Under heat stress, sheep reduce their food intake in order to reduce metabolic heat production. This study showed that differentially expressed genes in the heat-stressed group were particularly associated with fat metabolism-related pathways. Besides regulating stress reactions, MAPK and PI3K-Akt signaling pathways exert important effects on the fat metabolic process [30,31]. In addition, the cAMP signaling pathway also plays a significant role in the hepatic fat metabolic process and can activate protein kinase A (PKA) to promote β-oxidation of hepatic fat [32]. Genes associated with these signaling pathways were also particularly common among the differentially expressed ones, such as NPR1 (natriuretic peptide receptor 1), ANGPT2 (angiopoietin 2), and SLC13A5 (sodium-dependent citrate transporter member 5); this study indicated that all of these genes participate in the regulation of fat metabolism [33,34,35]. Sheep needed to mobilize a large amount of energy to respond to the heat stress, which enhanced catabolism and reduced anabolism correspondingly. Although genes associated with some glycometabolism-related signaling pathways were also commonly identified in this study, compared with fat, saccharide energy content was low with easy hydration. Therefore, fat mobilization in sheep under heat stress could help them adapt to this condition.

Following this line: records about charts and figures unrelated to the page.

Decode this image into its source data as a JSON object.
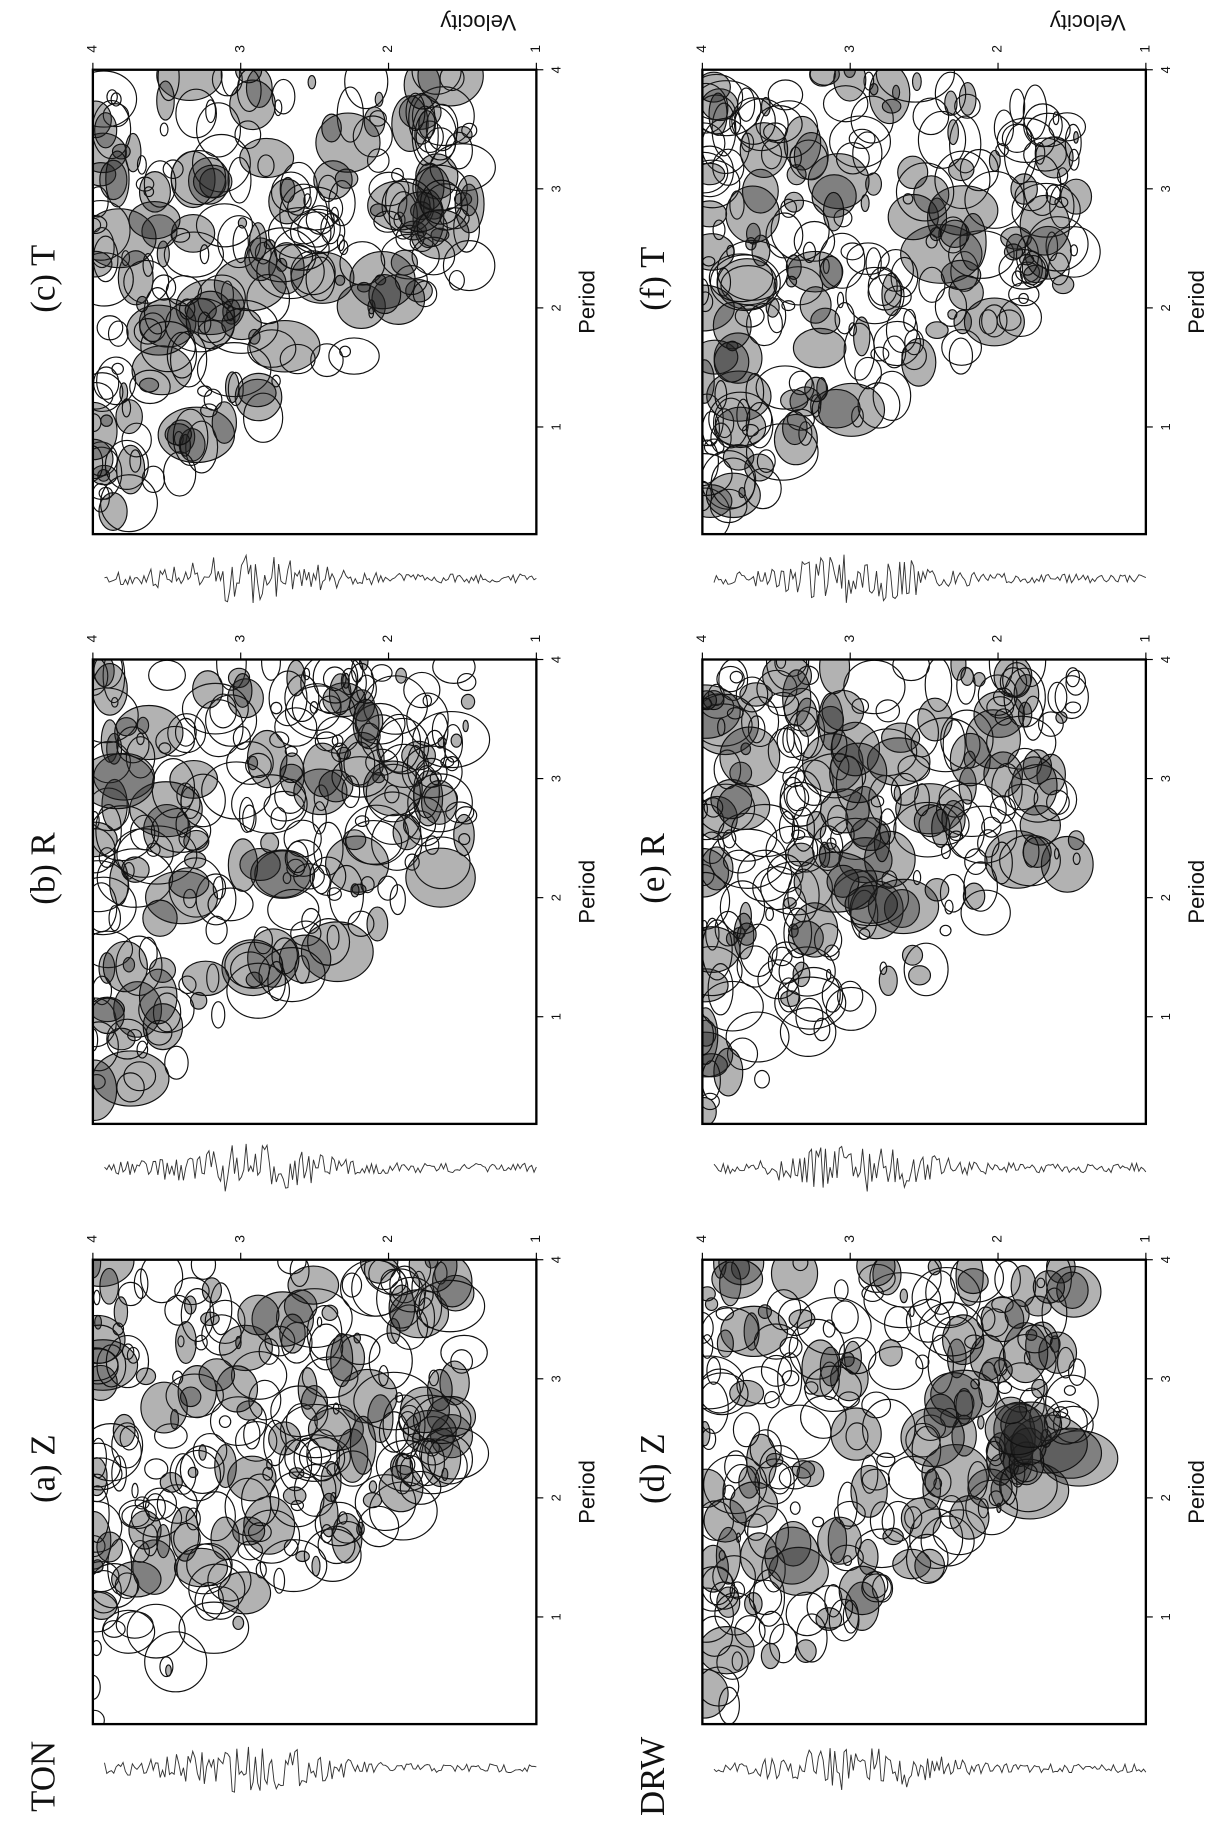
{
  "stations": [
    "TON",
    "DRW"
  ],
  "chart_data": [
    {
      "type": "contour",
      "title": "(a) Z",
      "xlabel": "Period",
      "xlim": [
        0.1,
        4
      ],
      "xticks": [
        1,
        2,
        3,
        4
      ],
      "ylim": [
        1,
        4
      ],
      "yticks": [
        1,
        2,
        3,
        4
      ]
    },
    {
      "type": "contour",
      "title": "(b) R",
      "xlabel": "Period",
      "xlim": [
        0.1,
        4
      ],
      "xticks": [
        1,
        2,
        3,
        4
      ],
      "ylim": [
        1,
        4
      ],
      "yticks": [
        1,
        2,
        3,
        4
      ]
    },
    {
      "type": "contour",
      "title": "(c) T",
      "xlabel": "Period",
      "ylabel": "Velocity",
      "xlim": [
        0.1,
        4
      ],
      "xticks": [
        1,
        2,
        3,
        4
      ],
      "ylim": [
        1,
        4
      ],
      "yticks": [
        1,
        2,
        3,
        4
      ]
    },
    {
      "type": "contour",
      "title": "(d) Z",
      "xlabel": "Period",
      "xlim": [
        0.1,
        4
      ],
      "xticks": [
        1,
        2,
        3,
        4
      ],
      "ylim": [
        1,
        4
      ],
      "yticks": [
        1,
        2,
        3,
        4
      ]
    },
    {
      "type": "contour",
      "title": "(e) R",
      "xlabel": "Period",
      "xlim": [
        0.1,
        4
      ],
      "xticks": [
        1,
        2,
        3,
        4
      ],
      "ylim": [
        1,
        4
      ],
      "yticks": [
        1,
        2,
        3,
        4
      ]
    },
    {
      "type": "contour",
      "title": "(f) T",
      "xlabel": "Period",
      "ylabel": "Velocity",
      "xlim": [
        0.1,
        4
      ],
      "xticks": [
        1,
        2,
        3,
        4
      ],
      "ylim": [
        1,
        4
      ],
      "yticks": [
        1,
        2,
        3,
        4
      ]
    }
  ]
}
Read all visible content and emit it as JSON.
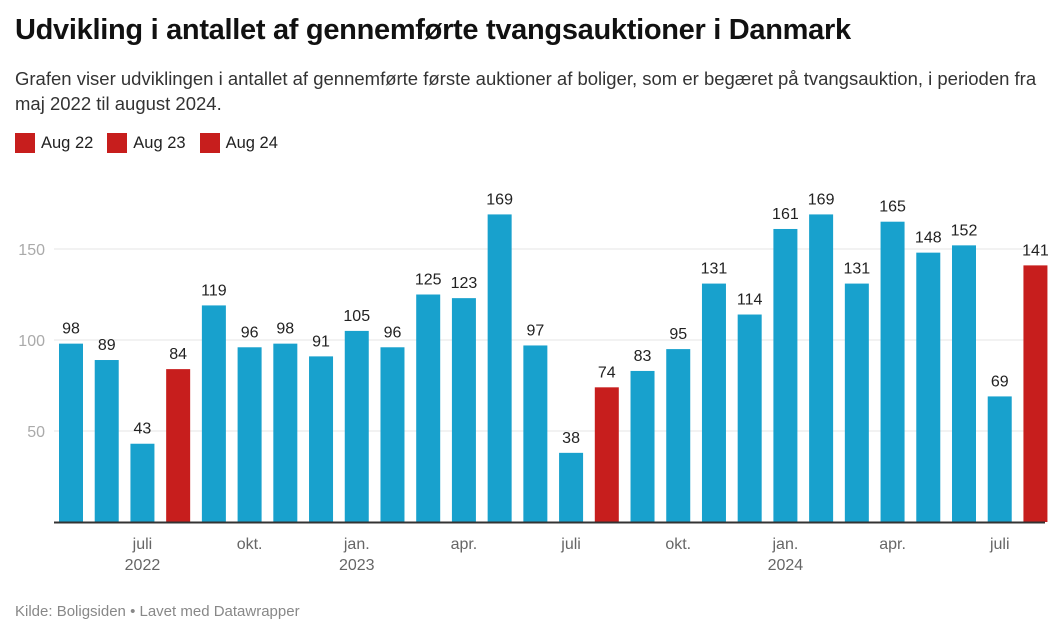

4.5. Regulation of Immunoreactions

Moderate heat stress has the effect of promoting immune system activity in animals so that they can better adapt to the environment. However, severe heat stress has a negative influence on the immune systems of animals and results in deterioration of their disease resistance. IL1R (interleukin type 1 receptor) has two subtypes, IL1R1 and IL1R2, both of which exert important effects on immune and inflammatory reactions [36]. HSPA2 belongs to the HSP70 (heat stress protein 70) family. It has been shown that HSP70 can increase the secretion of IL-1β from cells and facilitate the transport of antigens to T cells [37,38,39]. In this study, it was found that IL1R1, IL1R2, and HSPA2 presented high expression in heat-stressed sheep, suggesting that these genes play significant roles in the immunoregulatory process of sheep.

5. Conclusions

Upon RNA-Seq analysis of eight libraries of heat-stressed and control groups, 1,137 differentially expressed genes were screened out. These genes are mainly involved in biological processes such as stimulus-response reaction, immunoreaction, and fat metabolism. These candidate genes and pathways should deepen our understanding of the molecular mechanisms involved in heat stress in sheep, and provide a theoretical basis for improved sheep production and breeding of heat-tolerant varieties.